Gov. Edwards signed a bill into law this week that takes aim at people who steal catalytic converters - and those who purchase them from the thieves.
SB 70, authored by state Sen. Kirk Talbot, R-River Ridge, adds mandatory minimum prison sentences to current law, and requires businesses that purchase catalytic converters to register with local law enforcement.
The bill received final passage in May, and takes effect August 1 now that the Governor has signed it into law.
The mandatory minimum prison sentences range from 90 days to 10 years in prison.
If the damage to the vehicle from which the converter was removed exceeds $25,000 the mandatory minimum sentence is 10 years in prison, with a maximum sentence of 20 years in prison and $50,000 in fines.
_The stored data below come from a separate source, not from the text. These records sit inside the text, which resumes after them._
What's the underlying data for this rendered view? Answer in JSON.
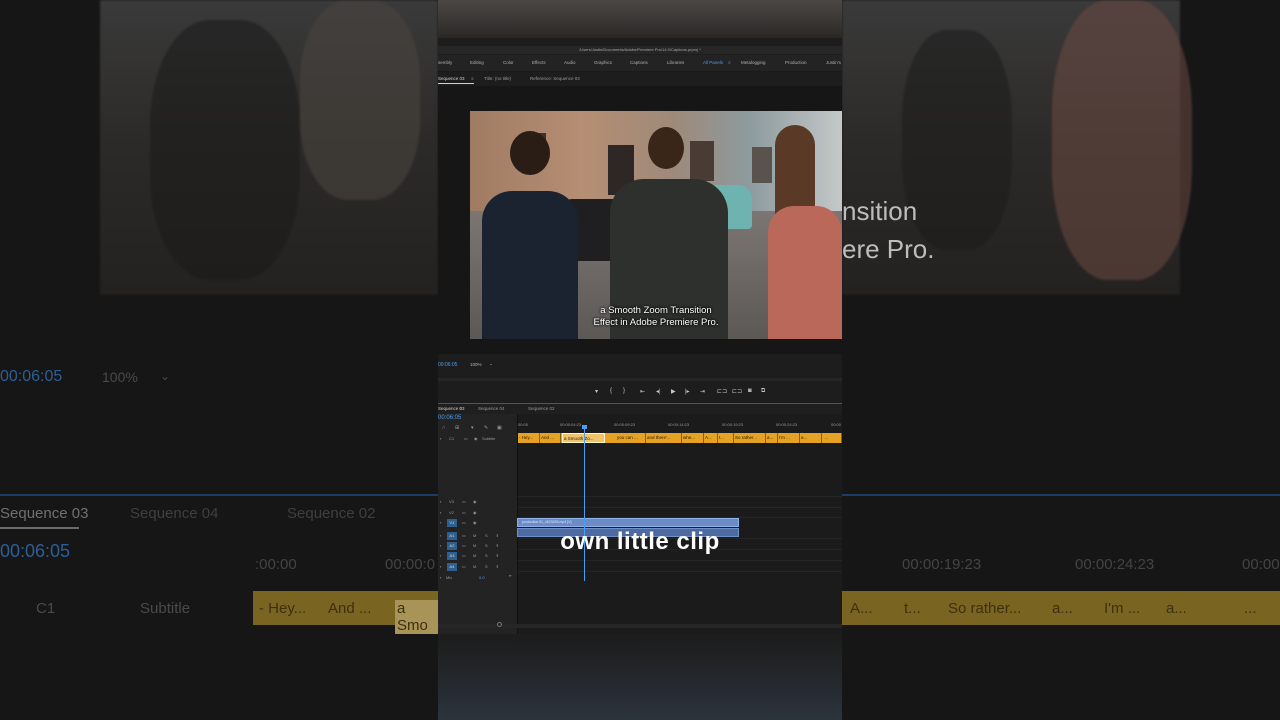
{
  "background_left": {
    "timecode": "00:06:05",
    "zoom": "100%",
    "tabs": [
      "Sequence 03",
      "Sequence 04",
      "Sequence 02"
    ],
    "ruler_start": ":00:00",
    "ruler_mid": "00:00:0",
    "track_label_c1": "C1",
    "track_label_subtitle": "Subtitle",
    "clips": [
      "- Hey...",
      "And ...",
      "a Smo"
    ]
  },
  "background_right": {
    "caption_line1": "nsition",
    "caption_line2": "ere Pro.",
    "ruler": [
      "00:00:19:23",
      "00:00:24:23",
      "00:00:"
    ],
    "clips": [
      "A...",
      "t...",
      "So rather...",
      "a...",
      "I'm ...",
      "a...",
      "..."
    ]
  },
  "app": {
    "title": "/Users/Justin/Documents/Adobe/Premiere Pro/14.0/Captions.prproj *",
    "workspaces": [
      {
        "label": "sembly",
        "active": false
      },
      {
        "label": "Editing",
        "active": false
      },
      {
        "label": "Color",
        "active": false
      },
      {
        "label": "Effects",
        "active": false
      },
      {
        "label": "Audio",
        "active": false
      },
      {
        "label": "Graphics",
        "active": false
      },
      {
        "label": "Captions",
        "active": false
      },
      {
        "label": "Libraries",
        "active": false
      },
      {
        "label": "All Panels",
        "active": true
      },
      {
        "label": "Metalogging",
        "active": false
      },
      {
        "label": "Production",
        "active": false
      },
      {
        "label": "Justin's",
        "active": false
      }
    ],
    "panel_tabs": [
      "Sequence 03",
      "Title: (no title)",
      "Reference: Sequence 03"
    ],
    "video_caption": {
      "line1": "a Smooth Zoom Transition",
      "line2": "Effect in Adobe Premiere Pro."
    },
    "monitor_timecode": "00:06:05",
    "monitor_zoom": "100%",
    "sequence_tabs": [
      "Sequence 03",
      "Sequence 04",
      "Sequence 02"
    ],
    "timeline_timecode": "00:06:05",
    "ruler": [
      "00:00",
      "00:00:04:23",
      "00:00:09:23",
      "00:00:14:23",
      "00:00:19:23",
      "00:00:24:23",
      "00:00"
    ],
    "subtitle_track_label": "Subtitle",
    "subtitle_clips": [
      "- Hey...",
      "And ...",
      "a Smooth Zo...",
      "you can ...",
      "and there'...",
      "whe...",
      "A...",
      "t...",
      "So rather...",
      "a...",
      "I'm ...",
      "a...",
      "..."
    ],
    "tracks": {
      "v3": "V3",
      "v2": "V2",
      "v1": "V1",
      "a1": "A1",
      "a2": "A2",
      "a3": "A3",
      "a4": "A4",
      "mix": "Mix",
      "mix_value": "0.0",
      "m": "M",
      "s": "S"
    },
    "video_clip_name": "production ID_4623295.mp4 [V]"
  },
  "overlay_caption": "own little clip",
  "colors": {
    "accent_blue": "#4c9df2",
    "subtitle_clip": "#e6a323",
    "video_clip": "#6d8cc4"
  }
}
When the damage is $5,000 to $25,000 the mandatory minimum sentence is five years in jail, with a maximum sentence of 10 years in jail and $10,000 in fines.
If the damage is $1,000 to $5,000 the mandatory minimum sentence is two years in jail, with a maximum sentence of five years in jail and $3,000 in fines.
And, if the damage is less than $1,000 the mandatory minimum sentence is 90 days in jail with a maximum sentence of six months in jail and $1,000 in fines.
If someone is convicted of catalytic converter theft two times, there's a mandatory year added to their sentence, and it must be served consecutive to any other sentence - meaning the main sentence must be completed before the clock starts on that extra year. The law also adds the option of another $1,000 fine.
The law says the court must look at the combined value of damages done to determine the sentence; in other words if multiple catalytic converters are stolen, the value of all the damage must be added up to determine which sentence the person gets.
For people who purchase catalytic converters, there's now a registration requirement.
"...any person, firm, corporation, or entity engaged in the business of buying or selling unattached catalytic converters or engine control modules as a single item and not as part of a scrapped motor vehicle shall register with the chief of police and sheriff of each city and parish in which the business is conducted," the law states.